Abstract
The pulmonary circulation undergoes marked alterations in pneumonia, (1) to a condition of hyperemia and (2) to that of ischemia. Upon the state of efficiency of the circulation in the infected tissues must depend largely the rate of absorption of the toxic products of the infection, and upon the latter must depend the severity of the toxic symptoms. These experiments represent the initial phase in a study of the absorption rate as a basis for a better understanding of the symptomatology of pneumonia. Congo red was the substance injected into the lung for testing the absorption of soluble products, because it is identifiable and measurable in the blood, and, in the normal individual at least, is eliminated from the blood (by the liver) at a slow and uniform rate as compared with other non-toxic dyes. The only diseases known 1 to alter appreciably the rate of elimination of congo red are amaloidosis, which retards it, and nephrosis and cirrhosis, which sometimes accelerate it, but these are not found in dogs.

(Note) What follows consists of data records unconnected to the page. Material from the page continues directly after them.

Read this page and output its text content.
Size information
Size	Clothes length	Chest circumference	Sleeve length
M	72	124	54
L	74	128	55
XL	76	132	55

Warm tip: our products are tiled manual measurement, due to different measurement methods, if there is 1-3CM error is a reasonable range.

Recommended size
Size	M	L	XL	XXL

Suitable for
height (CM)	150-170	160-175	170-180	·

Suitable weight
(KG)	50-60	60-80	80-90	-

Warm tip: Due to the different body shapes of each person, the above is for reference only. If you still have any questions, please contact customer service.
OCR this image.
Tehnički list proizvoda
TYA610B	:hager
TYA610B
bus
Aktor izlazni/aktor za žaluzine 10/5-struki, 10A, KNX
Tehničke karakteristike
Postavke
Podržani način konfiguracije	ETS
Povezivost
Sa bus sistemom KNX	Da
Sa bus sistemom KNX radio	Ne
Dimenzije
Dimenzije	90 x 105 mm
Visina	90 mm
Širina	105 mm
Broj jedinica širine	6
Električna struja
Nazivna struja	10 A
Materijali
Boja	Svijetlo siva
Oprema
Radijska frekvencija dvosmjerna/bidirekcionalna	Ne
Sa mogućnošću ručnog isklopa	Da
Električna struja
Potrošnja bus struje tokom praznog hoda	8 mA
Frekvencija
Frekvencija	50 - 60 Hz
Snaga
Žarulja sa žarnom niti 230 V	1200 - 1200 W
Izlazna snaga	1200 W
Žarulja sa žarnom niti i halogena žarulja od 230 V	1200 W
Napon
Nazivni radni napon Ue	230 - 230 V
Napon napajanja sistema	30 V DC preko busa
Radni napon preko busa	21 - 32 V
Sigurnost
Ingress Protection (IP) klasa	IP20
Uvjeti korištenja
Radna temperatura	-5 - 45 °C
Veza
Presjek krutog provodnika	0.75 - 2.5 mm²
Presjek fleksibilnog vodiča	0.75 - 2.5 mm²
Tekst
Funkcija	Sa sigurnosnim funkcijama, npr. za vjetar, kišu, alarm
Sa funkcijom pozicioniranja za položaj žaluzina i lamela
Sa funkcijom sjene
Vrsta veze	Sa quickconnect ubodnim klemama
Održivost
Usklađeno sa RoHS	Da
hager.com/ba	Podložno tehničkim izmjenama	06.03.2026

Pneumonia was produced in 24 dogs by the method of Terrell, Robertson and Coggeshall, 2 with the modifications that the pneumococci (type 1) were suspended in saline rather than in the more viscid medium, to allow them to reach the peripheral airways more easily, and that the inoculation was made bronchoscopically. Morphine, atropine and ether were given previously, and 3 cc. of a thin inoculum was injected into one bronchial branch of the right lower lobe. After an interval of 2, 4, 24, or 48 hours, the animals were anesthetized again, a sample of blood was obtained, congo red (1 cc. of 1.25% solution per kg. body weight) was injected very slowly into the same bronchus as was used for the inoculation, and samples of blood wrere collected at 10-minute intervals thereafter for nearly 2 hours.